While Mira Calix’s work could initially appear incomprehensible, with strange lighting and haunting sounds, those who approached it with an open mind often found it moving. She recalled an elderly couple in Durham Cathedral in 2009, where she was installing Chorus, a hypnotic work with eight black pendulums swinging back and forth emitting light and sound.
“This very old woman didn’t think about the technology … that wasn’t a barrier to her at all,” she told the journalist Jude Rogers. “It cemented this in me: that people like fantasy … people also like fairy tales. And they like abstractions. Art isn’t just for arseholes. People can handle it.”

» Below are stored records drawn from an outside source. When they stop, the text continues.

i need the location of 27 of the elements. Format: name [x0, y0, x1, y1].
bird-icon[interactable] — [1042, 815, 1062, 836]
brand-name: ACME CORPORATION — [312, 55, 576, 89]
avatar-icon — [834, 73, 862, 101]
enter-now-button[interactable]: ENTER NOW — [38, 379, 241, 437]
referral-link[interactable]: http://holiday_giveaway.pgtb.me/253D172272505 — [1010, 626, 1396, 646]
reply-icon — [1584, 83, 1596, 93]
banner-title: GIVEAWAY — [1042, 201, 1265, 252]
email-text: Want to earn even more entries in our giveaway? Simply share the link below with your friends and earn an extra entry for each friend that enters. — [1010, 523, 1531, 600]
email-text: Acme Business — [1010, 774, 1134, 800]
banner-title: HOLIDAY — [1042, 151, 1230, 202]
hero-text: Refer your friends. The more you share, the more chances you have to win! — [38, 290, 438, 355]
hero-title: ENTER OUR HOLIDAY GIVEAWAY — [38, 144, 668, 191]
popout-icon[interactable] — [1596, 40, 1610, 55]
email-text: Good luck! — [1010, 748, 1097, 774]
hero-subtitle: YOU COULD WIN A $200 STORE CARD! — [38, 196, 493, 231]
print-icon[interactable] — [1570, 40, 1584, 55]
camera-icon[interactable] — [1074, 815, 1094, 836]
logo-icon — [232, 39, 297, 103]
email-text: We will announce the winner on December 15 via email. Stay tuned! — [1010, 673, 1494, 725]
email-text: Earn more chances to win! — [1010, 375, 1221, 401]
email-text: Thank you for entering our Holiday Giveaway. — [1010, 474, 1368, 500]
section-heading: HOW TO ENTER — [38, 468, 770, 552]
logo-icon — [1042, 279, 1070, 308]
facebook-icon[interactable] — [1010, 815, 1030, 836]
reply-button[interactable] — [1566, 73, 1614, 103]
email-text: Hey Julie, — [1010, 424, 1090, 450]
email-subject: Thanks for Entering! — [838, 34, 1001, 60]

Chantal Francesca Passamonte was born in Durban, South Africa, on October 28 1969, the only child of Gabriele and Riccarda Passamonte, Italian immigrants who every year visited their extended family in Italy, often travelling on to France and England.
As a child she tried to learn the clarinet, but without success. During her teens she had the magazine Melody Maker shipped to South Africa, but it invariably took six weeks to arrive “so everything I’d read about had already happened”.